古今東西、必ずと言っていいほど人の生活に寄り添ってきたやきものは、
時代を経るごとに単なる素材、道具の範疇を超え
私たちの五感を刺激する触媒として、
また、人間の「創造する」という本能を受け止める
しなやかな器としての
在り方が強まっているように感じます。
北関東の小さなこの窯業地にも
数えきれないほどの
職人、陶器商、作家、ギャラリストの手によって
歴史が刻まれてきました。
笠間と自然、
時代の波と笠間焼。
笠間は、茨城県のほぼ中央に位置するなだらかな低山に囲まれた里山の町です。江戸時代から続く北関東の窯業地で、小菊や栗、稲田白御影(御影石)の日本有数の産地でもあります。さまざまな農産物の栽培南限・北限にあたる地域なので、四季折々で幅広い作物が採れます。
御影石は学術的には花崗岩と呼ばれ、地中奥深いところでマグマがゆっくりと冷え固まったもの。やきものと御影石は、一見別々の産物に思えますが、笠間の粘土はこの花崗岩が風化してできたものなので、年の離れた兄弟のような関係なのです。
江戸時代に始まる
笠間焼の源流。
江戸時代の安永年間に、久野半右衛門が始めた「箱田焼」と山口勘兵衛が始めた「宍戸焼」が笠間焼の源流と言われています。主に甕や擂鉢などの生活雑器が作られていました。
笠間藩主 牧野貞喜(一七五八‐一八二二)と牧野貞直(一八三一‐一八八七)は、窯業を重要視して、積極的に保護・奨励しました。生産増加と陶技を後世に継承する目的で貞直が定めた藩の御用窯「仕法窯」に指定された窯元は今も残っており、その火を守り続けています。
不況を乗り越え、
美術品として成長していく。
明治時代の陶器商田中友三郎の活躍で販路を広げた笠間焼は、一気に知名度を上げますが、大正末期から昭和初期にかけての不景気や、第二次世界大戦、樹脂・金属製品の台頭などの影響で衰退し、存続の危機が訪れます。
そんな状況を打破するべく、一九五〇年に窯業に関する幅広い研究と人材育成を目的とする機関 茨城県窯業指導所が設立され、また一九六三〜一九七二年にかけては、行政・民間が協力し、全国の芸術家を誘致する事業を始めます。作家用の団地を整備して多くの移住者を迎えました。
移住作家と地元の窯元・作家が互いに刺激を受けながら交流を深めていく中で、斬新な表現と技法が生まれ、美術品としてのやきものも作られるようになっていきます。

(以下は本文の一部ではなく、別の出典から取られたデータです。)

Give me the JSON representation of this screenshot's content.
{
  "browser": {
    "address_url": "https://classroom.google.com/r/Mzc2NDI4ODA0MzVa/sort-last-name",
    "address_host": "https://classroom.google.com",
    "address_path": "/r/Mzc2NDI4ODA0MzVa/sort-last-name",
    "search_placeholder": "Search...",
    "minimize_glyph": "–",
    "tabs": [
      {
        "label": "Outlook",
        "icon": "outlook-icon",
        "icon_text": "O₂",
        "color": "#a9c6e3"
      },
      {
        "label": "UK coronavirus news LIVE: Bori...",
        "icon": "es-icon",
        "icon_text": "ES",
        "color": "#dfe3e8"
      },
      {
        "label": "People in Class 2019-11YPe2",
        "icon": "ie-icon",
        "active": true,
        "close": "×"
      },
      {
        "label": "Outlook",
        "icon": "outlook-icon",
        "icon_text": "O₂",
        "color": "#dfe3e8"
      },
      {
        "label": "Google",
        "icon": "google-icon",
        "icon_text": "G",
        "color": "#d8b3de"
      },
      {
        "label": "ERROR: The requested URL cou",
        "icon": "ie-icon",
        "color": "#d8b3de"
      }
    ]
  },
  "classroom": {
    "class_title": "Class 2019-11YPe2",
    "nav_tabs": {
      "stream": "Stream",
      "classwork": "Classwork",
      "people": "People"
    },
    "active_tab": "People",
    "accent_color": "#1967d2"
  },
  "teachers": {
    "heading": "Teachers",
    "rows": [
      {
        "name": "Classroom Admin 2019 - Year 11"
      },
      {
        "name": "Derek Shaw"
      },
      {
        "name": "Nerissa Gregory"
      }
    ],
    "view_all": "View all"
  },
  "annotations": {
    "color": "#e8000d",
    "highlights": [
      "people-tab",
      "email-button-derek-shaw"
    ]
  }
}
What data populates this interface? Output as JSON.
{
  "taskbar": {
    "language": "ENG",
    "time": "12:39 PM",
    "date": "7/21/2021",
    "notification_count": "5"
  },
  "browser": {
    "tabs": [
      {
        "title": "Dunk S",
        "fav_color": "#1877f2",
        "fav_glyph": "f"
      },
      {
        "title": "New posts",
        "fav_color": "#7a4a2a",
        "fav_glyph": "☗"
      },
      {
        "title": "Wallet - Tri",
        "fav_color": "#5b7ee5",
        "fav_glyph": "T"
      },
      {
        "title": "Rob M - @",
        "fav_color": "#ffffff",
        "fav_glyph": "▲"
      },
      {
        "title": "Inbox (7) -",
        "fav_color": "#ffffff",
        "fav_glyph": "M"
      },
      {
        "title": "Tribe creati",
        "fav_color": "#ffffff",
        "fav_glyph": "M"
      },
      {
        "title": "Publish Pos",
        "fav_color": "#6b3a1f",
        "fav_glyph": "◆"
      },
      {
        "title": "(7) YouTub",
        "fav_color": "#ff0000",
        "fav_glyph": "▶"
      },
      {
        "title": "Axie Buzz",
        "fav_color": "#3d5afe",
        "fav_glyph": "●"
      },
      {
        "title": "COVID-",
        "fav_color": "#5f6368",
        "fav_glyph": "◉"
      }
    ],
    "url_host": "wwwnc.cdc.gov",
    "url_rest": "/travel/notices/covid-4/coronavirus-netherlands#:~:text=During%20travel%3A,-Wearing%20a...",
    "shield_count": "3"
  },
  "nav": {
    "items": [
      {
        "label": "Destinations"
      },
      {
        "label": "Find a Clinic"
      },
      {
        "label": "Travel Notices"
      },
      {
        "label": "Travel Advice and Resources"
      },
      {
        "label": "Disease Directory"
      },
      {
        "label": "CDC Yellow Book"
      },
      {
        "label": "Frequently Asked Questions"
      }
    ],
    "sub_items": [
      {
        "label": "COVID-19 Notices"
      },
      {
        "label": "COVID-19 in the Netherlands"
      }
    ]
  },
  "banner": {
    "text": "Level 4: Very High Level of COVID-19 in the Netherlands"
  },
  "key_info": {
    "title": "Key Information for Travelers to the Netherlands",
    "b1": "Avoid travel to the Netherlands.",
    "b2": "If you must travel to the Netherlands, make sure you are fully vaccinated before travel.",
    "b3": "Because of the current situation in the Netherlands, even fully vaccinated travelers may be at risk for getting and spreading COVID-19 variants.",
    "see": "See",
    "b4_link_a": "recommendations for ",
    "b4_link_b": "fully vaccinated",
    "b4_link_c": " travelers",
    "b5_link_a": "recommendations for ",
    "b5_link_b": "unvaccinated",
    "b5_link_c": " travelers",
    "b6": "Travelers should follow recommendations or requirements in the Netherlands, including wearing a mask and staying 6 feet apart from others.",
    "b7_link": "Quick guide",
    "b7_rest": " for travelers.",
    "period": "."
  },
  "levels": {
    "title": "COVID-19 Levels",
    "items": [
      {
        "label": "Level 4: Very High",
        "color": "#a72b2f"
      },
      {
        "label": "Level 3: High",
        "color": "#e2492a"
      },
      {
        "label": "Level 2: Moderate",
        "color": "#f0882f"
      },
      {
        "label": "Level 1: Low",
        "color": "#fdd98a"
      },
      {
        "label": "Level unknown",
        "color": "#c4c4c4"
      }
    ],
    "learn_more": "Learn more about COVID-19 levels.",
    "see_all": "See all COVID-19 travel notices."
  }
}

国の伝統的工芸品の指定を受けたことなども追い風となり、再び産地に活気が蘇り現在に至ります。
伝統を継承しながら
新しい表現が生まれ続ける、
現代の笠間焼へ。
冗談めかして「笠間焼は特徴がないのが特徴」などと言われることもありますが、これは、先達の仕事を尊重しながら時代の新しい波を受け入れ、何度も息を吹き返してきた笠間焼が育んだ、他に類を見ない表現の多様性を現しています。
伝統的な笠間焼はもちろん、笠間土を使った現代的な表現、さまざまな素材から生まれる新しい技法、といった多彩なやきものの「顔」が見られる、それが笠間という産地の最大の特徴なのです。